Kız kolunu sertçe elimden kurtararak "Bu ne biçim bir oyun, siz benimle dalga mı geçiyorsunuz!" diye bağırdığında kendimi tutamayacağımı anlayıp zarfları ve notları masadan alarak kızın göğsüne bastırdım ve "Asıl benim nasıl bir oyunun içinde olduğum hakkında hiçbir fikrim yok ama sana diyeceğim tek bir şey var." Başta kız olmak üzere herkes merakla ne diyeceğim diye beklerken kızın kulağına yaklaşıp "Bunun sorumlusu her kimse onu bulucam ama öncelikle tüm bu insanların içinde beni düşmek istemediğim bir duruma soktuğun için senin de hesabını sonra kesicem."
Söyleyeceğimi söyledikten sonra yavaşça uzaklaşırken kızın tepkilerine baktım herhangi bir değişme olmamıştı mimiklerinde ama göğsüne bastırdıklarımı sıkıca tutuyordu. Bununla yetinemeyip aklıma gelen şeyle birlikte bir kez daha kulağına yaklaştım ve onu sinirlendirecek o sözleri söyledim. "O piç kim bilmiyorum ama birileriyle düzüşmesi seni bu kadar sinirlendirebiliyorsa kendi tercihlerini bir kez daha sorgula derim. Bu hayatımda hiç görmediğim kadar ezik bir durum."

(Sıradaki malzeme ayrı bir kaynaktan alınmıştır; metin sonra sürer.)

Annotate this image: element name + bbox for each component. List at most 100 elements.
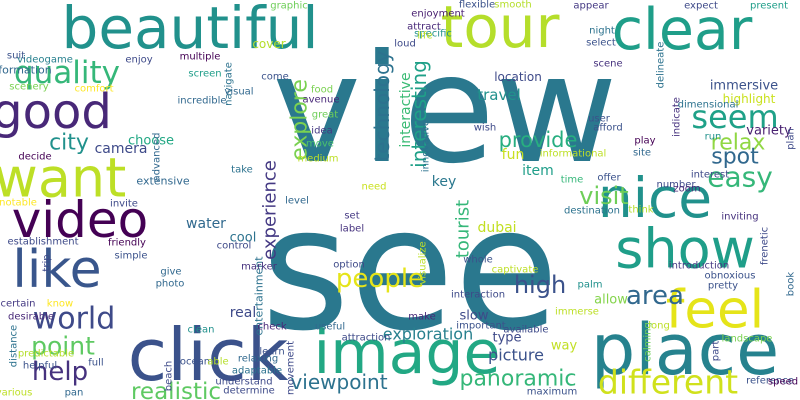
word-suit: suit <box>7 51 25 62</box>
word-video: video <box>12 191 149 249</box>
word-choose: choose <box>128 134 174 149</box>
word-viewpoint: viewpoint <box>290 370 387 394</box>
word-screen: screen <box>188 69 221 80</box>
word-multiple: multiple <box>180 52 221 63</box>
word-clean: clean <box>188 325 215 336</box>
word-palm: palm <box>578 280 603 291</box>
word-select: select <box>586 38 616 49</box>
word-part: part <box>711 341 722 362</box>
word-scenery: scenery <box>9 82 48 93</box>
word-city: city <box>49 131 89 156</box>
word-want: want <box>0 147 126 210</box>
word-loud: loud <box>394 39 416 50</box>
word-tour: tour <box>441 0 560 61</box>
word-useful: useful <box>315 322 345 333</box>
word-night: night <box>589 26 615 37</box>
word-obnoxious: obnoxious <box>705 271 756 282</box>
word-beach: beach <box>164 361 175 391</box>
word-visualize: visualize <box>418 241 429 284</box>
word-travel: travel <box>477 86 521 104</box>
word-decide: decide <box>18 152 51 163</box>
word-spot: spot <box>711 145 759 170</box>
word-attraction: attraction <box>342 333 391 344</box>
word-seem: seem <box>691 98 778 136</box>
word-explore: explore <box>288 79 313 161</box>
word-fun: fun <box>502 147 525 163</box>
word-good: good <box>0 84 112 140</box>
word-extensive: extensive <box>136 175 189 188</box>
word-allow: allow <box>594 293 628 308</box>
word-show: show <box>615 218 755 281</box>
word-maximum: maximum <box>527 387 577 398</box>
word-slow: slow <box>460 309 489 324</box>
word-various: various <box>0 388 32 399</box>
word-exploration: exploration <box>383 325 473 344</box>
word-scene: scene <box>593 59 622 70</box>
word-whole: whole <box>463 255 493 266</box>
word-medium: medium <box>297 154 338 165</box>
word-wish: wish <box>474 123 497 134</box>
word-people: people <box>336 264 424 294</box>
word-see: see <box>261 171 559 369</box>
word-incredible: incredible <box>177 96 226 107</box>
word-realistic: realistic <box>131 379 221 400</box>
word-need: need <box>362 182 387 193</box>
word-place: place <box>591 309 779 391</box>
word-smooth: smooth <box>494 0 531 11</box>
word-location: location <box>494 70 542 84</box>
word-destination: destination <box>564 206 620 217</box>
word-variety: variety <box>746 124 792 139</box>
word-cool: cool <box>230 231 257 246</box>
word-time: time <box>561 175 584 186</box>
word-full: full <box>88 358 103 369</box>
word-interaction: interaction <box>451 290 505 301</box>
word-area: area <box>626 281 684 311</box>
word-landscape: landscape <box>722 334 773 345</box>
word-graphic: graphic <box>270 1 308 12</box>
word-inviting: inviting <box>721 212 758 223</box>
word-great: great <box>312 110 339 121</box>
word-appear: appear <box>573 1 609 12</box>
word-indicate: indicate <box>672 97 683 137</box>
word-immerse: immerse <box>555 307 599 318</box>
word-informational: informational <box>540 149 607 160</box>
word-immersive: immersive <box>710 79 778 94</box>
word-interesting: interesting <box>407 60 431 168</box>
word-make: make <box>408 312 435 323</box>
word-panoramic: panoramic <box>459 367 576 392</box>
word-avenue: avenue <box>302 95 339 106</box>
word-move: move <box>306 139 334 150</box>
word-think: think <box>628 205 653 216</box>
word-available: available <box>503 325 548 336</box>
word-key: key <box>432 174 457 190</box>
word-flexible: flexible <box>459 0 495 11</box>
word-like: like <box>12 240 101 300</box>
word-check: check <box>257 322 286 333</box>
word-dubai: dubai <box>477 220 516 236</box>
word-delineate: delineate <box>656 42 667 89</box>
word-camera: camera <box>95 141 148 157</box>
word-friendly: friendly <box>108 238 146 249</box>
word-offer: offer <box>597 173 621 184</box>
word-afford: afford <box>593 123 622 134</box>
word-level: level <box>285 196 309 207</box>
word-image: image <box>314 318 501 388</box>
word-expect: expect <box>684 1 718 12</box>
word-life: life <box>417 31 432 42</box>
word-frenetic: frenetic <box>760 227 771 265</box>
word-interest: interest <box>691 170 729 181</box>
word-understand: understand <box>215 377 272 388</box>
word-run: run <box>705 132 722 143</box>
word-calming: calming <box>643 322 654 362</box>
word-navigate: navigate <box>224 62 235 106</box>
word-click: click <box>128 313 289 397</box>
word-learn: learn <box>259 347 284 358</box>
word-relaxing: relaxing <box>238 354 278 365</box>
word-set: set <box>344 211 359 222</box>
word-world: world <box>33 302 116 337</box>
word-number: number <box>656 180 696 191</box>
word-advanced: advanced <box>152 133 163 182</box>
word-interactive: interactive <box>398 72 414 147</box>
word-pretty: pretty <box>708 281 738 292</box>
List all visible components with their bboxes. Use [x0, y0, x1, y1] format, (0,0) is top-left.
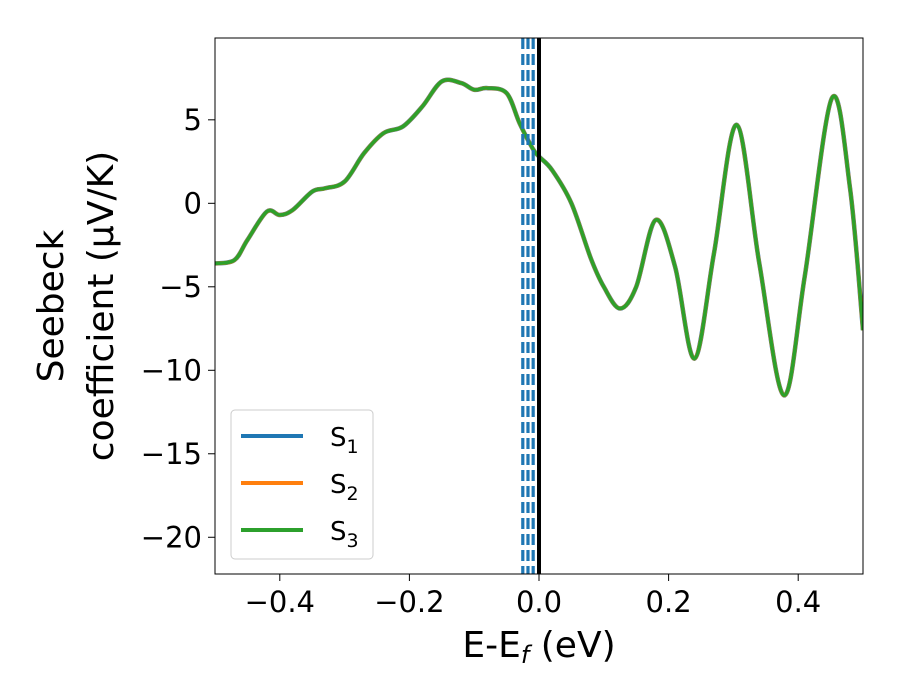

Bu sefer az öncekine kıyasla daha rahatlamış hissediyordum ama ellerim ve vücudum hala anlamlandıramadığım bir şekilde titriyordu. Adrenalin mi fazla gelmişti anlamamıştım.
Ellerimi sertçe kağıt parçalarından çekerek Derin'e gidelim dercesine başımı oynattım ve kızı arkamda bırakarak yürümeye koyuldum. Her şey tam da o sırada oldu.
"Hey ne yapıyorsun?!"
"Kahvem!"Birkaç kişinin sesi ve Derin'in hızlı bir şekilde hareket etmesine aynı anda yetişememiştim.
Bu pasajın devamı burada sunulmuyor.